Мишка не нашелся с ответом и обиженно засопел.
«Сукины дети, наворотили делов», – подумал Рух, подхватил еловую шишку и показал жандармам.
– Видали? Знаете, чем хороша? Ее если в задницу запихать, обратно не вынешь уже. Намек ясен?
И, не дожидаясь ответа, заглянул под ближайшую простыню. В горле запершило.
– Матрена Иванова, девяти лет, – проскрипел Фрол. Битая оспой щека пристава нервно задергалась.
Бучила опустил невесомую ткань. Ребенка разорвали в куски. Он пересчитал тела и нахмурился.
– Пошли всемером, двое спаслись, здесь четверо лежат. Где еще один?
– И правда, где? – Фрол повернулся к своим молодцам.
Жандармы переглянулись, и Мишка неуверенно отозвался:
– Дите второе не нашли. Все обыскали, а ее нет. Домой не возвращалась. Может, в лес убежала или чудище утащило с собой?
– Ясно, – кивнул Бучила. – А почему чудовище?
– Так а кто? – удивился Мишка. – Нешто человек? Такое смертоубийство только чудище поганое сотворит.
– Че-то ты умен для жандарма! – восхитился Бучила. – Я б с тобой поспорил, кто гаже, чудища иль человек, но тут ты, Мишка, хоть и дурак, а верно подметил.
– Правда? – Мишка расплылся в недоверчивой и щербатой улыбке.
– Истинный крест. – Рух кивнул на мертвого Прокла: – На спине следы огромных когтищ, острющие страсть, мясо, как масло, пластают, и пятерня огромная. – Он приложил ладонь к покрытой морозной корочкой ране. Судя по размеру порезов, лапища неизвестной тварюги была раза в два больше, чем человеческая рука.
– И кто это был? – с придыханием спросил Фрол.

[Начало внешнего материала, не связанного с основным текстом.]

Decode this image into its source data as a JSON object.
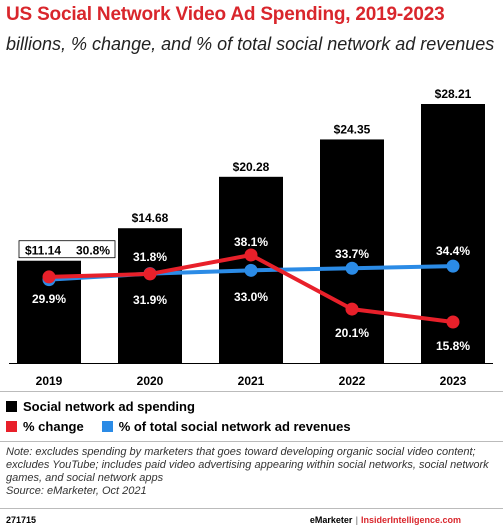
{
  "header": {
    "title": "US Social Network Video Ad Spending, 2019-2023",
    "subtitle": "billions, % change, and % of total social network ad revenues"
  },
  "legend": {
    "spending": "Social network ad spending",
    "change": "% change",
    "share": "% of total social network ad revenues"
  },
  "note": "Note: excludes spending by marketers that goes toward developing organic social video content; excludes YouTube; includes paid video advertising appearing within social networks, social network games, and social network apps",
  "source": "Source: eMarketer, Oct 2021",
  "footer": {
    "id": "271715",
    "brand_em": "eMarketer",
    "brand_sep": "|",
    "brand_ins": "InsiderIntelligence.com"
  },
  "colors": {
    "bar": "#000000",
    "change": "#e8202a",
    "share": "#2b8be6",
    "title": "#d9262c"
  },
  "chart_data": {
    "type": "bar",
    "title": "US Social Network Video Ad Spending, 2019-2023",
    "subtitle": "billions, % change, and % of total social network ad revenues",
    "categories": [
      "2019",
      "2020",
      "2021",
      "2022",
      "2023"
    ],
    "series": [
      {
        "name": "Social network ad spending",
        "kind": "bar",
        "values": [
          11.14,
          14.68,
          20.28,
          24.35,
          28.21
        ],
        "labels": [
          "$11.14",
          "$14.68",
          "$20.28",
          "$24.35",
          "$28.21"
        ]
      },
      {
        "name": "% change",
        "kind": "line",
        "values": [
          30.8,
          31.8,
          38.1,
          20.1,
          15.8
        ],
        "labels": [
          "30.8%",
          "31.8%",
          "38.1%",
          "20.1%",
          "15.8%"
        ]
      },
      {
        "name": "% of total social network ad revenues",
        "kind": "line",
        "values": [
          29.9,
          31.9,
          33.0,
          33.7,
          34.4
        ],
        "labels": [
          "29.9%",
          "31.9%",
          "33.0%",
          "33.7%",
          "34.4%"
        ]
      }
    ],
    "ylim_spending": [
      0,
      28.21
    ],
    "legend_position": "bottom"
  }
}
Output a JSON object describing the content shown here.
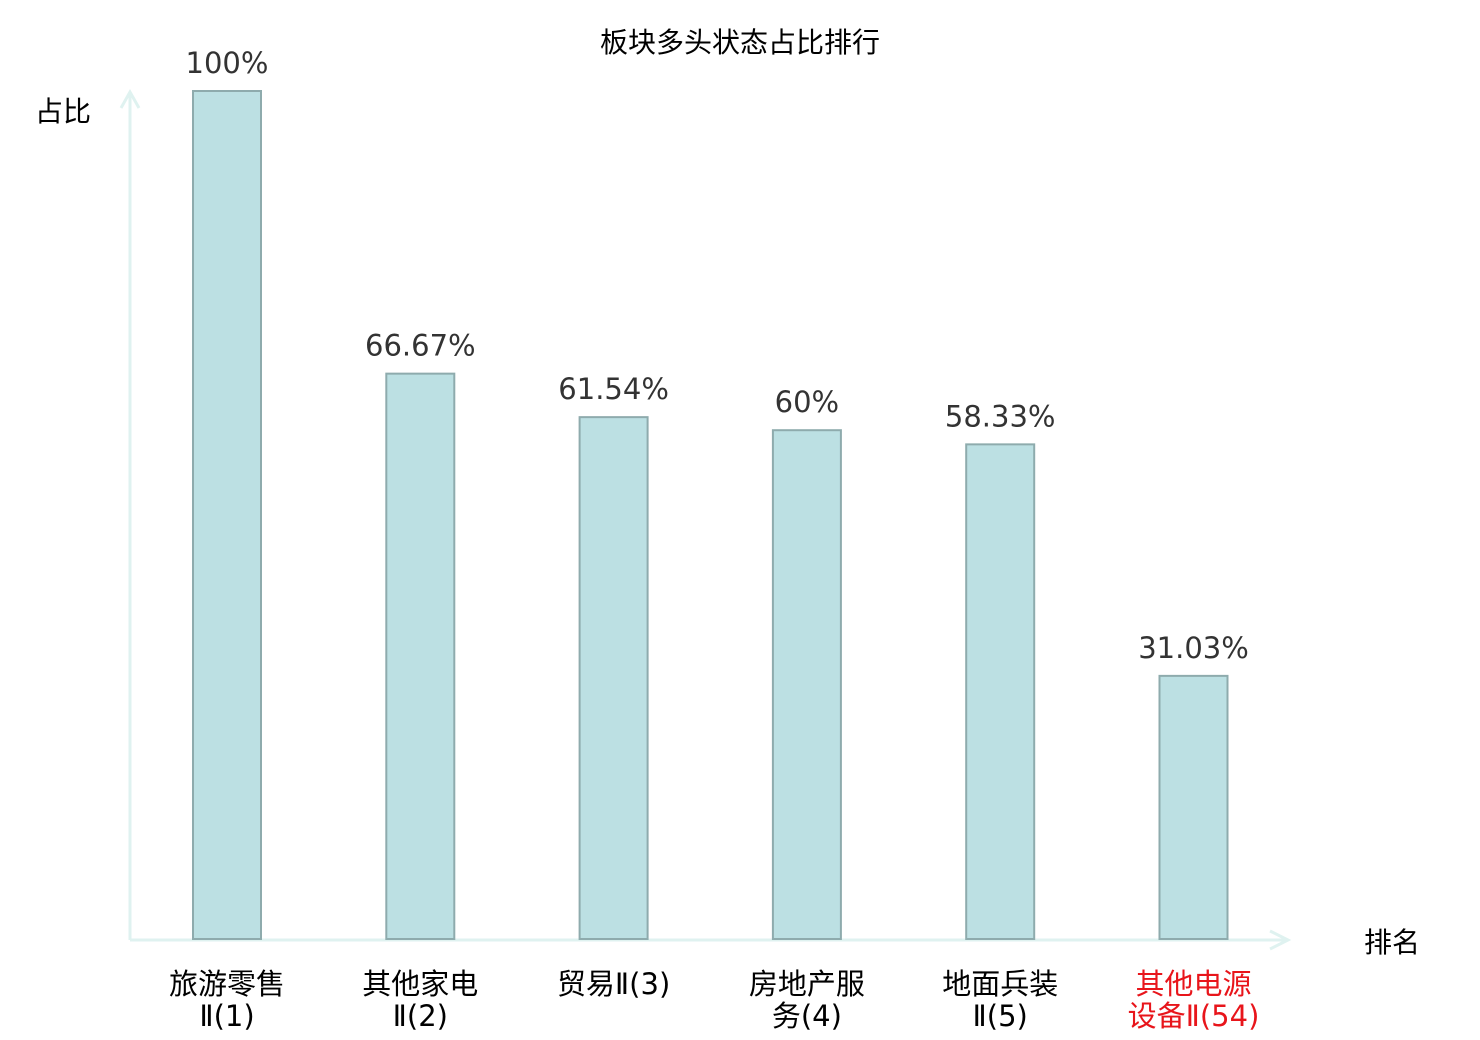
{
  "chart_data": {
    "type": "bar",
    "title": "板块多头状态占比排行",
    "ylabel": "占比",
    "xlabel": "排名",
    "categories": [
      "旅游零售Ⅱ(1)",
      "其他家电Ⅱ(2)",
      "贸易Ⅱ(3)",
      "房地产服务(4)",
      "地面兵装Ⅱ(5)",
      "其他电源设备Ⅱ(54)"
    ],
    "values": [
      100,
      66.67,
      61.54,
      60,
      58.33,
      31.03
    ],
    "data_labels": [
      "100%",
      "66.67%",
      "61.54%",
      "60%",
      "58.33%",
      "31.03%"
    ],
    "highlighted_category_index": 5,
    "ylim": [
      0,
      100
    ],
    "grid": false,
    "legend": "none",
    "colors": {
      "bar_fill": "#bce0e3",
      "bar_stroke": "#8eabad",
      "axis": "#dff2f0",
      "label": "#000000",
      "highlight_label": "#e8151b",
      "value_label": "#333333"
    }
  }
}
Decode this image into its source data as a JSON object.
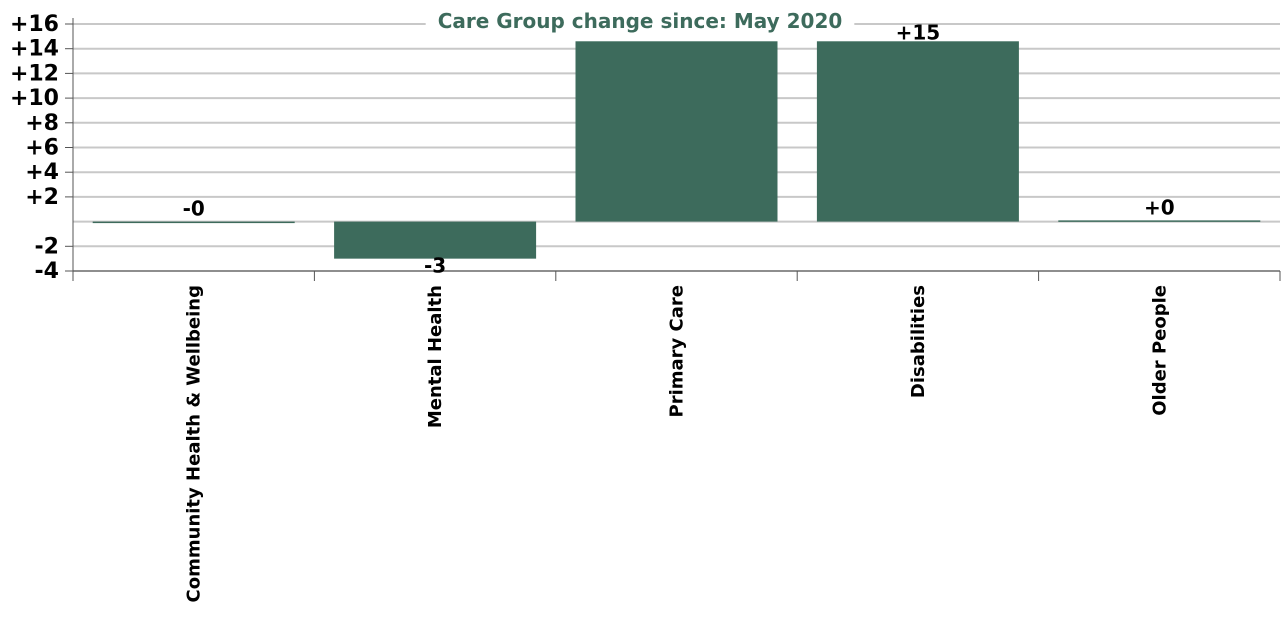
{
  "chart_data": {
    "type": "bar",
    "title": "Care Group change since: May 2020",
    "categories": [
      "Community Health & Wellbeing",
      "Mental Health",
      "Primary Care",
      "Disabilities",
      "Older People"
    ],
    "values": [
      -0.1,
      -3,
      14.6,
      14.6,
      0.1
    ],
    "data_labels": [
      "-0",
      "-3",
      "",
      "+15",
      "+0"
    ],
    "ylim": [
      -4,
      16
    ],
    "yticks": [
      -4,
      -2,
      2,
      4,
      6,
      8,
      10,
      12,
      14,
      16
    ],
    "ytick_labels": [
      "-4",
      "-2",
      "+2",
      "+4",
      "+6",
      "+8",
      "+10",
      "+12",
      "+14",
      "+16"
    ],
    "grid": true,
    "bar_color": "#3d6b5c",
    "title_color": "#3d6b5c"
  }
}
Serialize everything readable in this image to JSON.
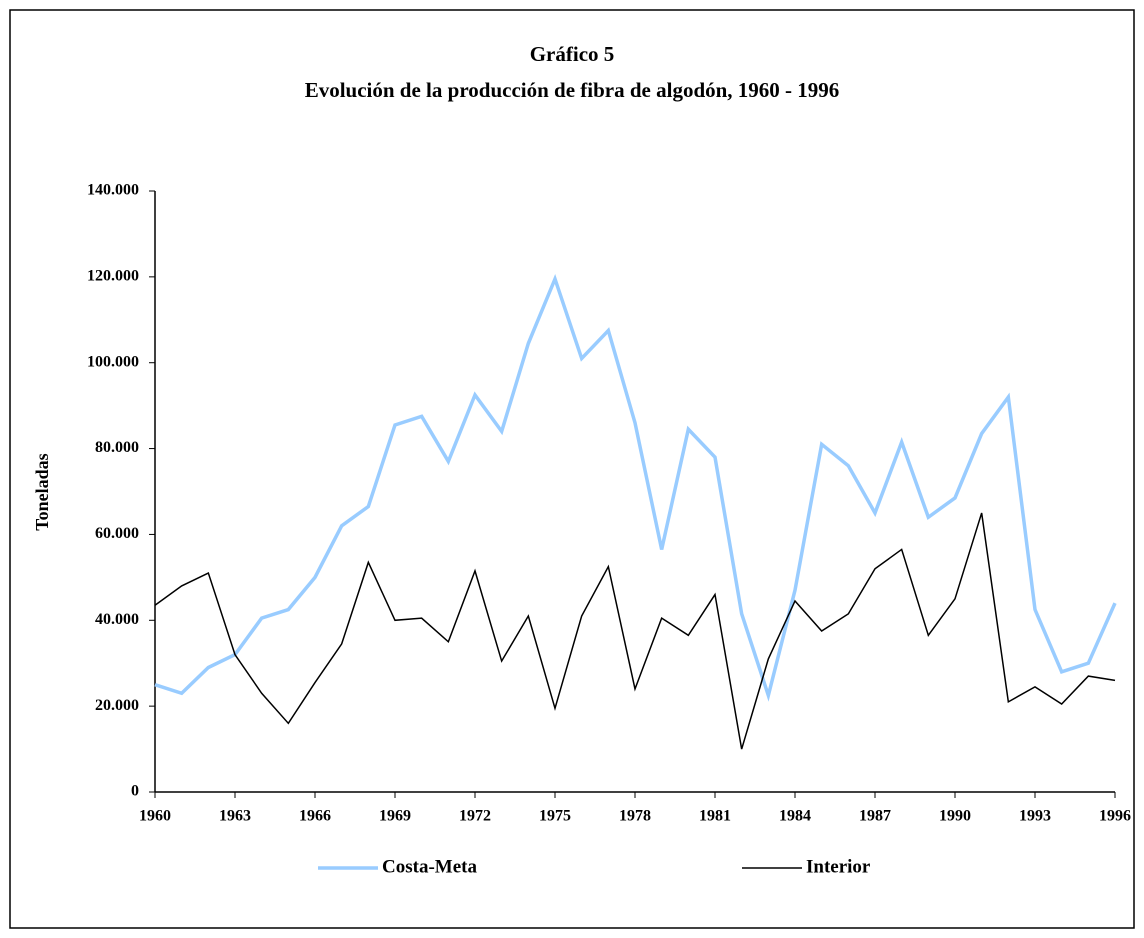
{
  "chart_data": {
    "type": "line",
    "title": "Gráfico 5",
    "subtitle": "Evolución de la producción de fibra de algodón, 1960 - 1996",
    "ylabel": "Toneladas",
    "x": [
      1960,
      1961,
      1962,
      1963,
      1964,
      1965,
      1966,
      1967,
      1968,
      1969,
      1970,
      1971,
      1972,
      1973,
      1974,
      1975,
      1976,
      1977,
      1978,
      1979,
      1980,
      1981,
      1982,
      1983,
      1984,
      1985,
      1986,
      1987,
      1988,
      1989,
      1990,
      1991,
      1992,
      1993,
      1994,
      1995,
      1996
    ],
    "series": [
      {
        "name": "Costa-Meta",
        "color": "#99ccff",
        "values": [
          25000,
          23000,
          29000,
          32000,
          40500,
          42500,
          50000,
          62000,
          66500,
          85500,
          87500,
          77000,
          92500,
          84000,
          104500,
          119500,
          101000,
          107500,
          86000,
          56500,
          84500,
          78000,
          41500,
          22500,
          47000,
          81000,
          76000,
          65000,
          81500,
          64000,
          68500,
          83500,
          92000,
          42500,
          28000,
          30000,
          44000
        ]
      },
      {
        "name": "Interior",
        "color": "#000000",
        "values": [
          43500,
          48000,
          51000,
          32000,
          23000,
          16000,
          25500,
          34500,
          53500,
          40000,
          40500,
          35000,
          51500,
          30500,
          41000,
          19500,
          41000,
          52500,
          24000,
          40500,
          36500,
          46000,
          10000,
          31000,
          44500,
          37500,
          41500,
          52000,
          56500,
          36500,
          45000,
          65000,
          21000,
          24500,
          20500,
          27000,
          26000
        ]
      }
    ],
    "xlim": [
      1960,
      1996
    ],
    "xticks": [
      1960,
      1963,
      1966,
      1969,
      1972,
      1975,
      1978,
      1981,
      1984,
      1987,
      1990,
      1993,
      1996
    ],
    "ylim": [
      0,
      140000
    ],
    "yticks": [
      0,
      {
        "value": 20000,
        "label": "20.000"
      },
      {
        "value": 40000,
        "label": "40.000"
      },
      {
        "value": 60000,
        "label": "60.000"
      },
      {
        "value": 80000,
        "label": "80.000"
      },
      {
        "value": 100000,
        "label": "100.000"
      },
      {
        "value": 120000,
        "label": "120.000"
      },
      {
        "value": 140000,
        "label": "140.000"
      }
    ],
    "legend": "bottom"
  }
}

– Ща, погодь. – Бучила картинно охлопал себя по бокам. – Где же он?
– Кто? – спросил пристав.
– Да шар сраный колдунский, в него смотришь – разом прошлое и грядущее зришь, – фыркнул Рух. – А нету, дружочек мой Фролушка, у меня шарика этого и не было никогда. Оттого хер его знает, кто тут чудил. Одна надежда на свидетелей твоих. С них и начнем, а пока…
Он замер, навострив уши. В зарослях слышалось еле различимое царапанье. По спине побежала зябкая дрожь. Неужели тварь еще здесь? Затаилась, падла, и наблюдает… Рух плавно, без резких движений вытянул из-под плаща взведенный пистоль. Оружие вселило уверенность. Жандармы непонимающе хлопали глазками, но Фрол, вот великого ума человек, уже тянул из ножен тяжелый кавалерийский палаш. Бучила взглядом приказал им остаться на месте и медленно пошел в глубь нахмуренного декабрьского леса. Нет, не от храбрости великой. Просто, сука, кто-то должен был взять и пойти. Хрустела подмороженная трава, время остановилось, воздух словно сгустился. Солнце закатилось за зубчатый край, и опушка стремительно тонула в морозно дымящихся сумерках. Впереди зашуршало, Рух неосознанно прикусил губу, палец окостенел на железе спускового крючка. За сгнившим поваленным деревом чернела промоина. На дне шевельнулось, и Бучила каким-то чудом удержался от выстрела, в последний момент разглядев окровавленную, истерзанную девочку лет десяти…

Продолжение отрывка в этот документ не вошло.